The New Zealand dollar jumped by almost 2 percent after the Reserve Bank of New Zealand (RBNZ) released its interest rates decision. As expected, the bank left interest rates unchanged at 1.75% and pointed that it could hold rates at this level until 2021. The bank said that the current expansionary policy will continue to support the economy.
However, while the bank sounded optimistic about the performance of the economy, it maintained that a key risk was that inflation was still sluggish. Inflation has been below the 2% target for a while now.
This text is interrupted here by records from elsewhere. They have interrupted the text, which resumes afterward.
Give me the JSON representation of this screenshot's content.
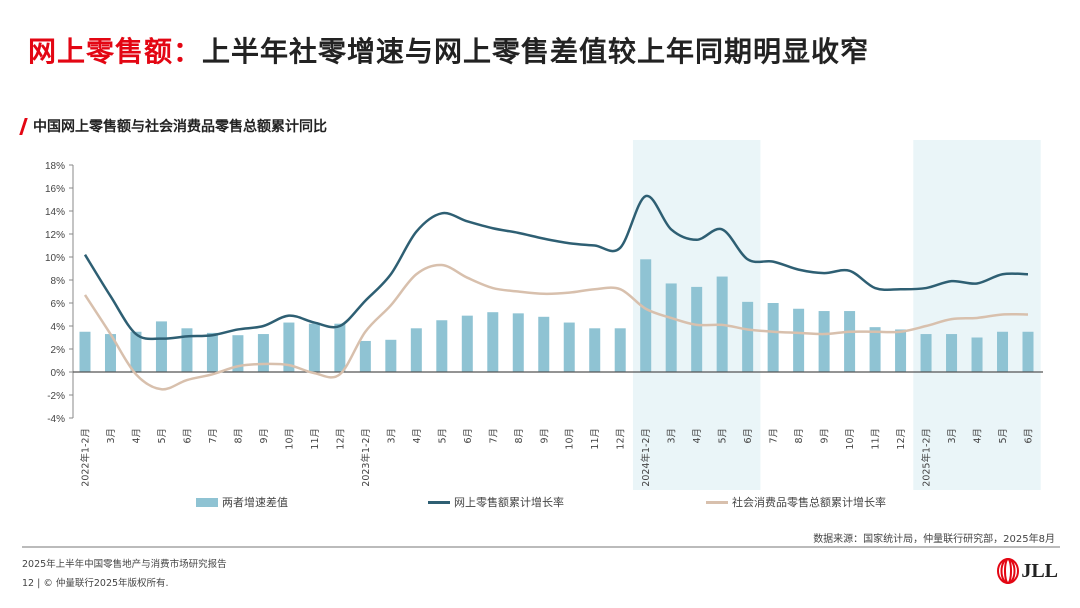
{
  "header": {
    "title_accent": "网上零售额：",
    "title_rest": "上半年社零增速与网上零售差值较上年同期明显收窄"
  },
  "chart_data": {
    "type": "bar+line",
    "title": "中国网上零售额与社会消费品零售总额累计同比",
    "xlabel": "",
    "ylabel": "",
    "ylim": [
      -4,
      18
    ],
    "yticks": [
      "-4%",
      "-2%",
      "0%",
      "2%",
      "4%",
      "6%",
      "8%",
      "10%",
      "12%",
      "14%",
      "16%",
      "18%"
    ],
    "ytick_values": [
      -4,
      -2,
      0,
      2,
      4,
      6,
      8,
      10,
      12,
      14,
      16,
      18
    ],
    "grid": false,
    "legend_position": "bottom",
    "highlighted_periods": [
      [
        "2024年1-2月",
        "6月"
      ],
      [
        "2025年1-2月",
        "6月"
      ]
    ],
    "highlight_color": "#eaf5f8",
    "categories": [
      "2022年1-2月",
      "3月",
      "4月",
      "5月",
      "6月",
      "7月",
      "8月",
      "9月",
      "10月",
      "11月",
      "12月",
      "2023年1-2月",
      "3月",
      "4月",
      "5月",
      "6月",
      "7月",
      "8月",
      "9月",
      "10月",
      "11月",
      "12月",
      "2024年1-2月",
      "3月",
      "4月",
      "5月",
      "6月",
      "7月",
      "8月",
      "9月",
      "10月",
      "11月",
      "12月",
      "2025年1-2月",
      "3月",
      "4月",
      "5月",
      "6月"
    ],
    "series": [
      {
        "name": "两者增速差值",
        "type": "bar",
        "color": "#8fc3d3",
        "values": [
          3.5,
          3.3,
          3.5,
          4.4,
          3.8,
          3.4,
          3.2,
          3.3,
          4.3,
          4.2,
          4.2,
          2.7,
          2.8,
          3.8,
          4.5,
          4.9,
          5.2,
          5.1,
          4.8,
          4.3,
          3.8,
          3.8,
          9.8,
          7.7,
          7.4,
          8.3,
          6.1,
          6.0,
          5.5,
          5.3,
          5.3,
          3.9,
          3.7,
          3.3,
          3.3,
          3.0,
          3.5,
          3.5
        ]
      },
      {
        "name": "网上零售额累计增长率",
        "type": "line",
        "color": "#2e5f73",
        "values": [
          10.2,
          6.6,
          3.3,
          2.9,
          3.1,
          3.2,
          3.7,
          4.0,
          4.9,
          4.3,
          4.0,
          6.2,
          8.5,
          12.2,
          13.8,
          13.1,
          12.5,
          12.1,
          11.6,
          11.2,
          11.0,
          10.8,
          15.3,
          12.4,
          11.5,
          12.4,
          9.8,
          9.6,
          8.9,
          8.6,
          8.8,
          7.3,
          7.2,
          7.3,
          7.9,
          7.7,
          8.5,
          8.5
        ]
      },
      {
        "name": "社会消费品零售总额累计增长率",
        "type": "line",
        "color": "#d8c0ad",
        "values": [
          6.7,
          3.3,
          -0.2,
          -1.5,
          -0.7,
          -0.2,
          0.5,
          0.7,
          0.6,
          -0.1,
          -0.2,
          3.5,
          5.8,
          8.5,
          9.3,
          8.2,
          7.3,
          7.0,
          6.8,
          6.9,
          7.2,
          7.2,
          5.5,
          4.7,
          4.1,
          4.1,
          3.7,
          3.5,
          3.4,
          3.3,
          3.5,
          3.5,
          3.5,
          4.0,
          4.6,
          4.7,
          5.0,
          5.0
        ]
      }
    ]
  },
  "source": "数据来源：国家统计局，仲量联行研究部，2025年8月",
  "footer": {
    "report": "2025年上半年中国零售地产与消费市场研究报告",
    "page": "12",
    "copyright": "© 仲量联行2025年版权所有.",
    "logo_text": "JLL"
  }
}
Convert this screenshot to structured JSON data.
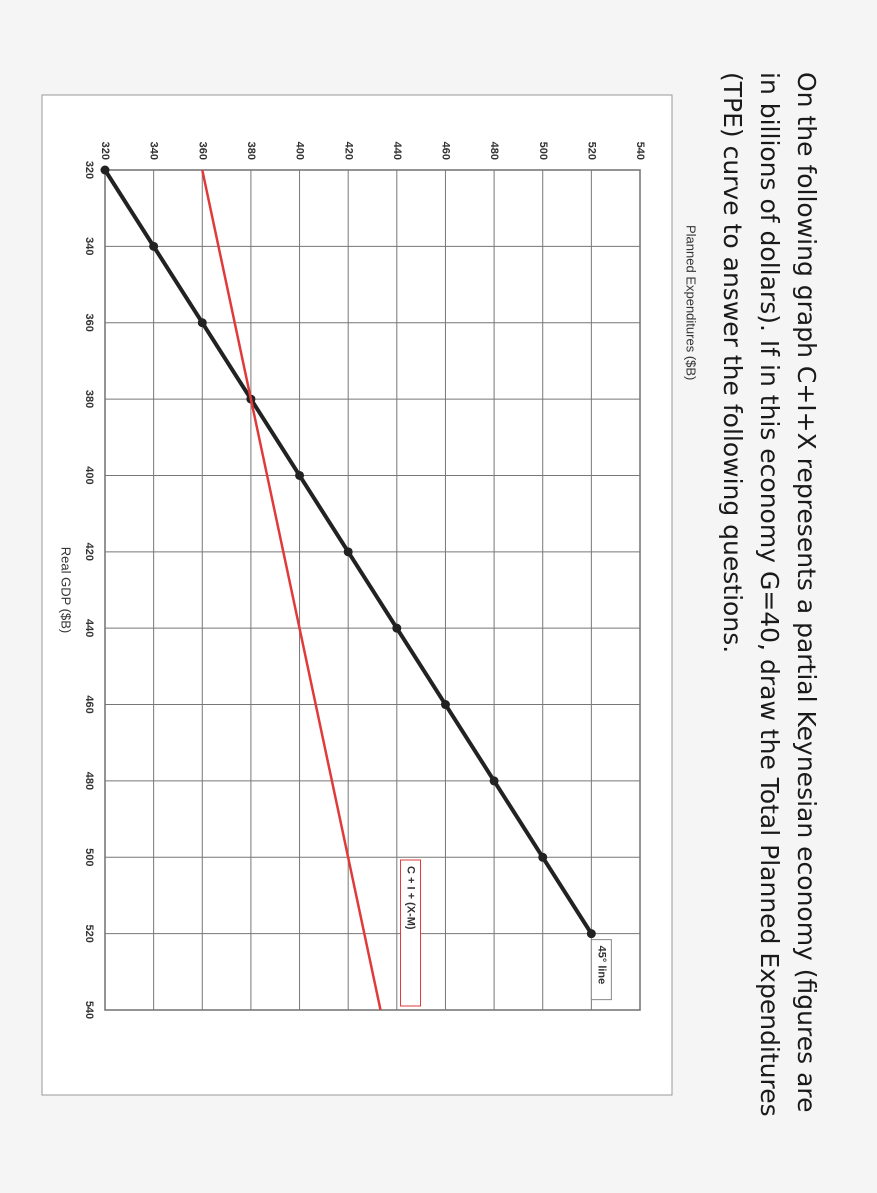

The statement added that:
Despite the weaker global impetus, we expect low interest rates and government spending to support a pick-up in New Zealand’s GDP growth over 2019. Low interest rates, and continued employment growth, should support household spending and business investment. Government spending on infrastructure and housing also supports domestic demand.
The interest rates decision comes a week after its neighbor Australia released its rates decision. In the statement, the RBNZ left interest rates unchanged and pointed that the rates could stay lower for longer. This lifted the Aussie for a while before the bank dovish stance led to a lower decline.
It also comes at a time when the New Zealand economy is going through a challenging period as evidenced by the recent data. Credit card speding in December shrank by 0.5% after climbing by 0.8% in November. On a YoY basis, the spending rose by 4.5%, which was lower than the expected 7.8%. The consumer confidence remains in the negative while the PMI numbers have been bearish. The services PMI for December was 53, lower than the previous 53.9 while the unemployment rate rose to 4.3%. On a positive note, the dairy trade index rose to 3264. This number is important because New Zealand is one of the largest dairy country in the world. The building permits for December rose by 5.30%, which was better than the expected decline of 1.50%.
It also comes at a time when the global economy is going through a challenging time. In recent months, leading global bodies like the IMF and World Bank have lowered the guidance for the global economy. The same is true with other central banks like the ECB and BOE.
After the monetary policy decision, the NZD/USD pair rose sharply to a high of 0.6850. This was the highest the pair had reached since February 8. In the chart below, this level was closer to the 28.6% Fibonacci Retracement level. It was also above the 21-day and 42-day EMAs. The pair could continue moving up, although a minor retracement to the 38.2% Fibonacci retracement level of 0.6800 could happen.